If there is a current_node set, and annotation.int.enabled is enabled, the values constructed by the IntDomTuple will have the precision of the function the node is part of. That also holds for queries.

[jerhard]

@sim642 I had a look at trying to fix this with the approach of passing a precicision to all IntDomTuple functions that create new values (of_int, of_excl_list, of_interval, top_of ...), but this would require to change many of the ValueDomain functions (top_value, bot_value, zeroinit_value), take a precision as well, and to thread the precision basically everywhere through in the Base analysis. Making the precision so prominent throughout the code seems a bit excessive.

@michael-schwarz and I discussed this and had a longer look at the first example. When the join at the head of the loop in function example2 is performed, the current_node is set to the call site of example2 within main. The eval_int that is called by the smart_join within the partitioned array domain then evaluates whether i - 1 == 0. i has an integer value that come from the state of example2, with only the interval domain active, while the abstract value for 1 is freshly created, with only the DefExc domain active, as the current_node is set to a node in main. The computations on these abstract values yield an IntDomTuple-element with all domains being inactive, i.e. (None, None, None, None). Due to this value, the partitioned arrays do not know that it can do a precise join.

[jerhard]

It seems to me, that it would be more suited to ensure that the current_node is set correctly on a join than to pass the precision around in so many places.

[sim642]

It seems to me, that it would be more suited to ensure that the current_node is set correctly on a join than to pass the precision around in so many places.

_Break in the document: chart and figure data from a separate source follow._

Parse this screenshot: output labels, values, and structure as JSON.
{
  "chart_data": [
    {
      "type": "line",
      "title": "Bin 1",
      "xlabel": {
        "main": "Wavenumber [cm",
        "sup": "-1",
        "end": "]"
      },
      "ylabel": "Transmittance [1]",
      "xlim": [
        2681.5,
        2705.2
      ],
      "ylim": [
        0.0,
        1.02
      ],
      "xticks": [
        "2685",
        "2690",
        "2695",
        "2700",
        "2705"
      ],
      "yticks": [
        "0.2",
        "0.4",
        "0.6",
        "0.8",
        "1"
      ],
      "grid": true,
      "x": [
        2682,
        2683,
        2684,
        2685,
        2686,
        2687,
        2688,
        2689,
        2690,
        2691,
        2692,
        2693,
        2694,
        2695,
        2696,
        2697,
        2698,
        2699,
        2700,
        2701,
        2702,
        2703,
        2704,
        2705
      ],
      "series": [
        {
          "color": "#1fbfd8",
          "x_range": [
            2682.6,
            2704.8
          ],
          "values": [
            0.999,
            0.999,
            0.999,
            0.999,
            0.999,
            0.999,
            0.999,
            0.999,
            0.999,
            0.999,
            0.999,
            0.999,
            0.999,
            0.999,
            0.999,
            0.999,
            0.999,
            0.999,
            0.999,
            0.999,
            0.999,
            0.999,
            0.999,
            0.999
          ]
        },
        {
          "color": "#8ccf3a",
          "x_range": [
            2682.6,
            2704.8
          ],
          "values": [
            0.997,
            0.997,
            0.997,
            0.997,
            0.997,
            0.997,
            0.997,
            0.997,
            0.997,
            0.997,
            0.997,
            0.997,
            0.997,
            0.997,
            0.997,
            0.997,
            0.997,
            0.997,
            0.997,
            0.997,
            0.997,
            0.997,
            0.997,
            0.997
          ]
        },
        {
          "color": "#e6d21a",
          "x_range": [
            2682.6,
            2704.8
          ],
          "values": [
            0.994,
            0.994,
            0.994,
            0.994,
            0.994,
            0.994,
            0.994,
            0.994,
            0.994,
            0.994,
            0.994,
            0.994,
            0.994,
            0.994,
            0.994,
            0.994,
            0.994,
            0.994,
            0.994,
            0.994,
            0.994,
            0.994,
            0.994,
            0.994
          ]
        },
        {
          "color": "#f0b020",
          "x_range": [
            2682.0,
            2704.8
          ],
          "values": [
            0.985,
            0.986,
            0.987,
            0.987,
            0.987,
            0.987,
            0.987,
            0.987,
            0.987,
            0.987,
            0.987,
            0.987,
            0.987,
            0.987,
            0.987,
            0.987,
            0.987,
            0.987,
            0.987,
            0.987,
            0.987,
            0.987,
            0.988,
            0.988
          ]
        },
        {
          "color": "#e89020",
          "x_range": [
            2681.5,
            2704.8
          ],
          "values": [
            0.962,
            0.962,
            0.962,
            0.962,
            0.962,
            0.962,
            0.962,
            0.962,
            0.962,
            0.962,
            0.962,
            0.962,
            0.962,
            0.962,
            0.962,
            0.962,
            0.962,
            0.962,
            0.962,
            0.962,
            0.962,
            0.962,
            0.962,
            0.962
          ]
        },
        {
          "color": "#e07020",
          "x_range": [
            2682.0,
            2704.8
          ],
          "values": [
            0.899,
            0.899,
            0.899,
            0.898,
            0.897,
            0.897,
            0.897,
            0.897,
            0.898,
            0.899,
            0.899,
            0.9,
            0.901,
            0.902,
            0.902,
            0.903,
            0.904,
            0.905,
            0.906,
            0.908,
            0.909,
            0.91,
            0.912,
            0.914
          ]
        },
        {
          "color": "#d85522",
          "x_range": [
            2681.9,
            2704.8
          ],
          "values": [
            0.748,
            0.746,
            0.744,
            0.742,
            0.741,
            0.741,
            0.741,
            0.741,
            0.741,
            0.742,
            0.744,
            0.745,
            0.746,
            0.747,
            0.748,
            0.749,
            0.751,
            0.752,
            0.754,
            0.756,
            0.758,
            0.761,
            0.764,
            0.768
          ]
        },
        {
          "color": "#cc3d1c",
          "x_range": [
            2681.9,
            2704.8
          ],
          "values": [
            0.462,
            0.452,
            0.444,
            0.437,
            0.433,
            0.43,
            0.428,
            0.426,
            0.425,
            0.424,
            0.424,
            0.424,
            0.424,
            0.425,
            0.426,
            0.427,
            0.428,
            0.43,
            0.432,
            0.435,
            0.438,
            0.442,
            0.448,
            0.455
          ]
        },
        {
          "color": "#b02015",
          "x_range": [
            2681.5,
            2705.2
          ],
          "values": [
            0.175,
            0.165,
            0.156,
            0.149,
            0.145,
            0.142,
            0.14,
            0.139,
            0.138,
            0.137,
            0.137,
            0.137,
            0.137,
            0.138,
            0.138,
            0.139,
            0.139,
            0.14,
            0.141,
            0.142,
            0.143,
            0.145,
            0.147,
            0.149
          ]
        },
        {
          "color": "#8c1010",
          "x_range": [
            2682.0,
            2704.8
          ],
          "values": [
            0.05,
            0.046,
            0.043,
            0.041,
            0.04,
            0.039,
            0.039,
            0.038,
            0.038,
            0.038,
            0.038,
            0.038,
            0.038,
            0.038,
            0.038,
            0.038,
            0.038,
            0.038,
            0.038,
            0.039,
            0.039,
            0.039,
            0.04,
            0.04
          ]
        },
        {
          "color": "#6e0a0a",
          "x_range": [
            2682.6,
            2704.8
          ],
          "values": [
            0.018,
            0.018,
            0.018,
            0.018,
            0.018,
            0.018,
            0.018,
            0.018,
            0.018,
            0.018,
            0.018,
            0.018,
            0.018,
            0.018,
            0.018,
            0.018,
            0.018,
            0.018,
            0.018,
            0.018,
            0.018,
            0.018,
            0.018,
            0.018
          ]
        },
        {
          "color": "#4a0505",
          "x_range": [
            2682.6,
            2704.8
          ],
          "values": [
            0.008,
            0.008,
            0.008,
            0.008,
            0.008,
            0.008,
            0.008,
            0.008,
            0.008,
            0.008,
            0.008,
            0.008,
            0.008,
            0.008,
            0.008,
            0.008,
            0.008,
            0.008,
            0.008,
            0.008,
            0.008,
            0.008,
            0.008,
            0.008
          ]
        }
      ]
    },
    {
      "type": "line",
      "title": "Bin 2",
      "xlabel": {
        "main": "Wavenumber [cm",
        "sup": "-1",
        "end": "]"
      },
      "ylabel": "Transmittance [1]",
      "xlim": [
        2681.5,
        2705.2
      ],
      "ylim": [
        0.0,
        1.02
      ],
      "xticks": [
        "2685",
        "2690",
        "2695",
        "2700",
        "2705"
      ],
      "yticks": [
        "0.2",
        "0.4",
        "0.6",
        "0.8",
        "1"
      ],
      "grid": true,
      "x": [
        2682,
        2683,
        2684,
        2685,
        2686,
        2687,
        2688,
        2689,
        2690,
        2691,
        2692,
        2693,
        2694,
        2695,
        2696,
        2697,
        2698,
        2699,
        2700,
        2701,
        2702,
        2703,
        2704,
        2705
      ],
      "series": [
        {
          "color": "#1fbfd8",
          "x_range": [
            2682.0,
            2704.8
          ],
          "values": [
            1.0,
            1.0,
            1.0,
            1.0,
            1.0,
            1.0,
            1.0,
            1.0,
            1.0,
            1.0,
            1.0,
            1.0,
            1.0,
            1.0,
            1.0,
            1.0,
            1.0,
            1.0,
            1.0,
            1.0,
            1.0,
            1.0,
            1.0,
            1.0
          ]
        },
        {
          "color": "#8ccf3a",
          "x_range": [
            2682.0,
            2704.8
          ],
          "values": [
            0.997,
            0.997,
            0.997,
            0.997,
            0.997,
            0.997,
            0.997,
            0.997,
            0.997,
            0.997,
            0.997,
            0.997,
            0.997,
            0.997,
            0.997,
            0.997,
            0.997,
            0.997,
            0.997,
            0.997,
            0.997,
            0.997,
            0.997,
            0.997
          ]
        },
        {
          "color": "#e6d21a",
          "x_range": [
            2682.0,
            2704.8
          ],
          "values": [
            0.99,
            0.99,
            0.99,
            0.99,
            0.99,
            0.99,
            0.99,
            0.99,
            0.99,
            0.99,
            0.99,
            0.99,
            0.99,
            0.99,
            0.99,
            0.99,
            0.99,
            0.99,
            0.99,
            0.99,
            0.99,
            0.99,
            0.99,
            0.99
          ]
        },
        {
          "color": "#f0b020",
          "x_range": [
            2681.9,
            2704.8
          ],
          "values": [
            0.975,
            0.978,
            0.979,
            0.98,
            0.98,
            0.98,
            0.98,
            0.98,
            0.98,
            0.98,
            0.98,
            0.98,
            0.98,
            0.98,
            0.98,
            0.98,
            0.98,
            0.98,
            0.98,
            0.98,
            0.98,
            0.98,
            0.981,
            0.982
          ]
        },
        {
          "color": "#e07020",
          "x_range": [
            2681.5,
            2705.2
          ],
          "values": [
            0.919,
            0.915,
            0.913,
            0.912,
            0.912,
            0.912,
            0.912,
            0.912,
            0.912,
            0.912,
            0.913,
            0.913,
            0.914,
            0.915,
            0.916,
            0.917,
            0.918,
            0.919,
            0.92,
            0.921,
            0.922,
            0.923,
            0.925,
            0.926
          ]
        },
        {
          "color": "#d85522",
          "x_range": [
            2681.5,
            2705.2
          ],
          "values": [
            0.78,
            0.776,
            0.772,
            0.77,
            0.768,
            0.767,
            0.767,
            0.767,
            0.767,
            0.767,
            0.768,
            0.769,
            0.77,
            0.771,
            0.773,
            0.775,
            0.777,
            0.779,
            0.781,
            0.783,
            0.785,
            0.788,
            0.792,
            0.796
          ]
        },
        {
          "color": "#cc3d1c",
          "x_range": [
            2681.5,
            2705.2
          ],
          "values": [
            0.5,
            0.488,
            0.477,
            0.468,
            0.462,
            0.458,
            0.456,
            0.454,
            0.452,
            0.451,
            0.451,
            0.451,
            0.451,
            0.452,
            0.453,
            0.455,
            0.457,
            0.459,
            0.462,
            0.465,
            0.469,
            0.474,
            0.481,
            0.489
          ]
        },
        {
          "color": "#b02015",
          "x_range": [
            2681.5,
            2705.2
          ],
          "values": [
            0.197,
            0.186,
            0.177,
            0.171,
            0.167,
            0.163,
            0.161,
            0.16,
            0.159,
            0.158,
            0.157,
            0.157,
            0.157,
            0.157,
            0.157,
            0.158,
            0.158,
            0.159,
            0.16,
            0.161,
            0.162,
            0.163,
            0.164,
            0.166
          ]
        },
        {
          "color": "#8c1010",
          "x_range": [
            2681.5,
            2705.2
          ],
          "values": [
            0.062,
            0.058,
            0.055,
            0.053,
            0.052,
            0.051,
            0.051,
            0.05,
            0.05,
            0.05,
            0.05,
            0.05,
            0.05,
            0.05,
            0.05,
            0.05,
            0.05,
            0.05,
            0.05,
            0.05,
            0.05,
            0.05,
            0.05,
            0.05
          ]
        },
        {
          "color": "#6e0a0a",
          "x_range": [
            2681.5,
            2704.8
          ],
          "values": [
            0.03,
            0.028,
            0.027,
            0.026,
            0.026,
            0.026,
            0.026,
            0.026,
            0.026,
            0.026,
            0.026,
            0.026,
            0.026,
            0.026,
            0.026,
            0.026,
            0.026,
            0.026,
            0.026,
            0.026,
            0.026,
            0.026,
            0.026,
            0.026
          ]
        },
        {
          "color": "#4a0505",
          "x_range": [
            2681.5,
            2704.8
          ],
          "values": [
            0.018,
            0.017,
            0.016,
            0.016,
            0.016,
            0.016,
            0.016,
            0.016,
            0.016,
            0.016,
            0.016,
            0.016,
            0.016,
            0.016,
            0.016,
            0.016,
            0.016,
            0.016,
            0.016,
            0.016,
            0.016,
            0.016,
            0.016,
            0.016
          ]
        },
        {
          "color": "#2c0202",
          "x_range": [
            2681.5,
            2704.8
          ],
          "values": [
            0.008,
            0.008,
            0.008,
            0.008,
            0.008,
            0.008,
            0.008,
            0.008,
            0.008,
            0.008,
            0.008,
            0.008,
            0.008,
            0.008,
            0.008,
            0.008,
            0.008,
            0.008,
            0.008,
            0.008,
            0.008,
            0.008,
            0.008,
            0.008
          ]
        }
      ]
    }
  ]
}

It should be relatively easy to change this for the incoming edges join in FromSpec, because that's done explicitly there in the constraint system construction, no leaky abstraction.

But doing it for all the other joins, widens and leqs that the solvers call, this would require bunch of hacks in the solver, because only it knows which node (i.e. the left-hand side constraint variable) the domain elements it's currently joining correspond to.

[sim642]

The eval_int that is called by the smart_join within the partitioned array domain then evaluates whether i - 1 == 0. i has an integer value that come from the state of example2, with only the interval domain active, while the abstract value for 1 is freshly created, with only the DefExc domain active, as the current_node is set to a node in main. The computations on these abstract values yield an IntDomTuple-element with all domains being inactive, i.e. (None, None, None, None).

Maybe it would suffice for invariant to just create new constants with maximum (/global) precision and have the IntDomTuple operations project them down to whatever is actually used by the other values that have been created with the correct precision during the actual transfer functions, not during the joins. Since these precision projections already exist for making things compatible in combine, they could just be used for all the operations, no? And that would be completely based on the abstract values, not any information about the current node.